Five distinguished historians of early America, Sean Wilentz and James McPherson of Princeton, Gordon Wood of Brown, Victoria Bynum of Texas State, and James Oakes of the City University of New York Graduate Center, responded by penning a protest letter to The New York Times. Although, they said, they applauded the 1619 Project’s goal of foregrounding the history of slavery and racism in American history, they took issue with what they alleged were "factual errors" and with an interpretation they claimed was a "displacement of historical understanding by ideology."

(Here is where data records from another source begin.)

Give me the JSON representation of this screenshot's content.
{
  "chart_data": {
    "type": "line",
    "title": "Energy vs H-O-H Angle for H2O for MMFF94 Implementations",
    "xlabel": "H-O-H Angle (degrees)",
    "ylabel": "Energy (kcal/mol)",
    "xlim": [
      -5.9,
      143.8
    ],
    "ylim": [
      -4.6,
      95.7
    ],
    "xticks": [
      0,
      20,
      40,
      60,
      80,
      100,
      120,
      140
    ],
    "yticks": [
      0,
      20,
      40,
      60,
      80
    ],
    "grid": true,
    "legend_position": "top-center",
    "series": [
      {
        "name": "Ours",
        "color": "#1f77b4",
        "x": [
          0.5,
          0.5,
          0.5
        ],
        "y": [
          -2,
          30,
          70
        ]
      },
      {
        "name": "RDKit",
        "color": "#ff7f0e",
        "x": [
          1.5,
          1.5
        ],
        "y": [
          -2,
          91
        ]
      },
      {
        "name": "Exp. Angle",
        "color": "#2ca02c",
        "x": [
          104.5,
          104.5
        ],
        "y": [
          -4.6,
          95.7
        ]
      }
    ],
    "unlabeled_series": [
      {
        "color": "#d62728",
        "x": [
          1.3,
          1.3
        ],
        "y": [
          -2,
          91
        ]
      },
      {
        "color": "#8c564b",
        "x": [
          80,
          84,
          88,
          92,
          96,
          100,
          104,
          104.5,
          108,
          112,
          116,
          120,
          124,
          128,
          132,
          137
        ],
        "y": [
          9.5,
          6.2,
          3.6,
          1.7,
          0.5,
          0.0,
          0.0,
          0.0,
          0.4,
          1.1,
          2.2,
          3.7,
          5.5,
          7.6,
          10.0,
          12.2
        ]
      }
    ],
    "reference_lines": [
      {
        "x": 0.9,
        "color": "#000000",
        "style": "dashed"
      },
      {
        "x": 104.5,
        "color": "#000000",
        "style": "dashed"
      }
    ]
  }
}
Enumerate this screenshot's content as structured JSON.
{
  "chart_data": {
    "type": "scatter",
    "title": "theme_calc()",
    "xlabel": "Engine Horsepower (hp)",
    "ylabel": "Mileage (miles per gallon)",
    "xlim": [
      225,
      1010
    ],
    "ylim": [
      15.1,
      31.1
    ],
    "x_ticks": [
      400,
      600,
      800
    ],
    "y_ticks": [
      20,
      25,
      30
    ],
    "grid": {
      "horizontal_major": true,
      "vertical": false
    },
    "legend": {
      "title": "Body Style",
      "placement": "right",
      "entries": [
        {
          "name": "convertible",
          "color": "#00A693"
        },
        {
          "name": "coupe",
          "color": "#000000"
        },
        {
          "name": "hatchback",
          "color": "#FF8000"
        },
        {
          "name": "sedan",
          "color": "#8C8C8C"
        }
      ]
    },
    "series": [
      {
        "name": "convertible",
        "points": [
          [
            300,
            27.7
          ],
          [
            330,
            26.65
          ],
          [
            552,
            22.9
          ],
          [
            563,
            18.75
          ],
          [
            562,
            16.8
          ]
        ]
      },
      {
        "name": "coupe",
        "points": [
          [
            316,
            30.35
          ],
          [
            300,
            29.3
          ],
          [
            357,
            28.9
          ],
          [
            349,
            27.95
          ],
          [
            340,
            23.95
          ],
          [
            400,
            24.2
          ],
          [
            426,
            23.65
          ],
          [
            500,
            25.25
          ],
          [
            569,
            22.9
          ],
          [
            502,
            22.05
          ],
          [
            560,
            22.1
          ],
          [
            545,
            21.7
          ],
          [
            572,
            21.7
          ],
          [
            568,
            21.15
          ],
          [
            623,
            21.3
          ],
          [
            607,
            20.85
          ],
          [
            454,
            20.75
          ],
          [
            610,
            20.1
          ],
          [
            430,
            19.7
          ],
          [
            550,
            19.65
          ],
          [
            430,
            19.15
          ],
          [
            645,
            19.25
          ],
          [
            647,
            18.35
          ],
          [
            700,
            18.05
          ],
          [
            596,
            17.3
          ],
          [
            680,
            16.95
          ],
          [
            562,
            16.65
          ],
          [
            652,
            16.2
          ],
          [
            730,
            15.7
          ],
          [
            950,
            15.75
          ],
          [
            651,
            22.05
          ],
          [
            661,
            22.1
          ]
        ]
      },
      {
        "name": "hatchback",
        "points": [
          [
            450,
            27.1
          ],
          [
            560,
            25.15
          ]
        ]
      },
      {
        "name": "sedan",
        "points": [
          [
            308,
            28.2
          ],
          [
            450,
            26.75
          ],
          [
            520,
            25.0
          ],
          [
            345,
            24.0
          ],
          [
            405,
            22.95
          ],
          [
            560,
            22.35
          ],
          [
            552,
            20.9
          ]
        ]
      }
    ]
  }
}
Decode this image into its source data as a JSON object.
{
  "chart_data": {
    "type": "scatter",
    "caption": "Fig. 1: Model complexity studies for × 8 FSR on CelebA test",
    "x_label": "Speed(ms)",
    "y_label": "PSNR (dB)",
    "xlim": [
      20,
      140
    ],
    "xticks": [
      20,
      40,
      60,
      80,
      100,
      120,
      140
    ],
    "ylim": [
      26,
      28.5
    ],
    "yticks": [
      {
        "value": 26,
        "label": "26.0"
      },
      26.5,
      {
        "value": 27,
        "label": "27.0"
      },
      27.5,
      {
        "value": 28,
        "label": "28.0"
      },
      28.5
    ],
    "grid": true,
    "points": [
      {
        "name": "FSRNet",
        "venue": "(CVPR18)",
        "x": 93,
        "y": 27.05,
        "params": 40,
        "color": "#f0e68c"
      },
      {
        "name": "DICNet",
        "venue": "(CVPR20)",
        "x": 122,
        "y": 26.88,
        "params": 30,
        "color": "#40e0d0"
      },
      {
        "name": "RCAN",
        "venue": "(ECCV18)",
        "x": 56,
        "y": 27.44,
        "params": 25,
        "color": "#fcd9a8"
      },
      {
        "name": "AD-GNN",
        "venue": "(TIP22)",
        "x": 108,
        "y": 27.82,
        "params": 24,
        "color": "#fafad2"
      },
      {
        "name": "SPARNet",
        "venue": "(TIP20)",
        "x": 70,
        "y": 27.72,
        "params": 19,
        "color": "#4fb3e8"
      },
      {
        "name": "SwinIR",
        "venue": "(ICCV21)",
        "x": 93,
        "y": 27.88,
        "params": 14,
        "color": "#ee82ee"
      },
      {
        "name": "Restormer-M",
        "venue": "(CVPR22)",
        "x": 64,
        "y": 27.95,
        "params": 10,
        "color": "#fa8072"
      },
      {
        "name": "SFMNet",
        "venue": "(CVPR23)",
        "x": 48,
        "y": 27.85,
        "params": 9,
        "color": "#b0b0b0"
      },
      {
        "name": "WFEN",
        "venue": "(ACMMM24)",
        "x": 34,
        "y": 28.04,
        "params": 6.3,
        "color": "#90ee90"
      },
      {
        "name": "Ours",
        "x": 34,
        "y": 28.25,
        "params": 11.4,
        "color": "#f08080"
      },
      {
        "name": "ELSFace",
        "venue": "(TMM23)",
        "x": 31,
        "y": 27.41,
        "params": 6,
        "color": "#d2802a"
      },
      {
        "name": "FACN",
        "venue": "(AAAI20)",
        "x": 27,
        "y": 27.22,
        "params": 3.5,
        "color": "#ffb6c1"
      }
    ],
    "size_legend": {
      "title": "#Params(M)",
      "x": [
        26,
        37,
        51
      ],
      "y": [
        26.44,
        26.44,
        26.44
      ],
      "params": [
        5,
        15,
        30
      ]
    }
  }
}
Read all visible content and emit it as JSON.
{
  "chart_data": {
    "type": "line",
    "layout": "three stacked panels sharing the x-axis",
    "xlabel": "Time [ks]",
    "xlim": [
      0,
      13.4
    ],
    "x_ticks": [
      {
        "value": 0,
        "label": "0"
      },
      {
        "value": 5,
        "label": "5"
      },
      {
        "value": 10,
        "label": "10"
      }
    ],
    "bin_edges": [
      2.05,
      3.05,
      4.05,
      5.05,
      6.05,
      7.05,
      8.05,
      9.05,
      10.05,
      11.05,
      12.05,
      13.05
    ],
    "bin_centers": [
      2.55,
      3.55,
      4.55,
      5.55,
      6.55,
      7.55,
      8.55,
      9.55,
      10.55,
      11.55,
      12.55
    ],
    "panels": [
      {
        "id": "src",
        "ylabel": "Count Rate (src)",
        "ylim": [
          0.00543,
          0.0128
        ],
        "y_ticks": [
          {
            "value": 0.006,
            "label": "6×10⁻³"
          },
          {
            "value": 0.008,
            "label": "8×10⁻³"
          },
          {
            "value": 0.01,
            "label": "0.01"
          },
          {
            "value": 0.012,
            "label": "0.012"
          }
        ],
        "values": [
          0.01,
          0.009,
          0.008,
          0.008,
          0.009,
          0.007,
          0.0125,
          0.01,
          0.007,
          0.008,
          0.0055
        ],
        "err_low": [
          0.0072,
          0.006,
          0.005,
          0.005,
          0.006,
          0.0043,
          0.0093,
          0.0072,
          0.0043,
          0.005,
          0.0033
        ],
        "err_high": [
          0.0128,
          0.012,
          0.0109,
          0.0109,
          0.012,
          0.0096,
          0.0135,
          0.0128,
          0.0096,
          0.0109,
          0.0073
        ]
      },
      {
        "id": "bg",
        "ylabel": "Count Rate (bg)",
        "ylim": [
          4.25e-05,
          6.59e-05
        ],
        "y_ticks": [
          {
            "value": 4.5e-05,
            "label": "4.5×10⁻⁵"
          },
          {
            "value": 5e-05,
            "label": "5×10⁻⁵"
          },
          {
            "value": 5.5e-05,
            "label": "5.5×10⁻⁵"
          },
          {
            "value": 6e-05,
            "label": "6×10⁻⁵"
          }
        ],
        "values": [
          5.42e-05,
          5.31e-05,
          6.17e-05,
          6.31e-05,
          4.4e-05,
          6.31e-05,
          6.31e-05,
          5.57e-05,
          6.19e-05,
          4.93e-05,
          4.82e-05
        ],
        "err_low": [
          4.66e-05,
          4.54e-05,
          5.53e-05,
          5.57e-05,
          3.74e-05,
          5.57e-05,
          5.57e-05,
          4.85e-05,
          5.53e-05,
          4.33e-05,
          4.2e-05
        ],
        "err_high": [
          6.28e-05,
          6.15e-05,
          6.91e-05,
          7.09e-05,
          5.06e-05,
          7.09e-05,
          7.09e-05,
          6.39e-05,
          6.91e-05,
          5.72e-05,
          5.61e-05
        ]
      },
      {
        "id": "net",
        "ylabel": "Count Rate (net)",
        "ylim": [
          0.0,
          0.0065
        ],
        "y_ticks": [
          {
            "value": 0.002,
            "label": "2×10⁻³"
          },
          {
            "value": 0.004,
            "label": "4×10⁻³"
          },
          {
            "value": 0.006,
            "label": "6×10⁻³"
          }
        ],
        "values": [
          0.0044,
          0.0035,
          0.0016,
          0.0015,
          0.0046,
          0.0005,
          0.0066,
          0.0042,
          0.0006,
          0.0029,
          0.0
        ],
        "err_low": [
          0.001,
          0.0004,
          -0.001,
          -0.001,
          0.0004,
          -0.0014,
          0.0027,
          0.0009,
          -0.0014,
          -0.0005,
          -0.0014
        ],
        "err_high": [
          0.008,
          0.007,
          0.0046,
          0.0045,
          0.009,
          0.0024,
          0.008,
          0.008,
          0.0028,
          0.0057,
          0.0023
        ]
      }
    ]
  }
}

While the 1619 Project ranged across a large swath of the American experience, including redlining, mass incarceration, the history of racist medicine, the white appropriation of black music, and the emergence of historically black colleges, the five historians’ letter focused obsessively on the project’s reinterpretations of the American Revolution and the abolitionist movement. With a certainty rarely found among historians, they write: "The project asserts that the founders declared the colonies’ independence of Britain ‘in order to ensure slavery would continue.’ This is not true … every statement offered by the project to validate it is false." Additionally, they call the 1619 Project’s assertion that African Americans have largely had to struggle for their rights by themselves a "distortion." The signatories to the letter demanded the "removal of these mistakes from any materials destined for use in schools, as well as in all further publications."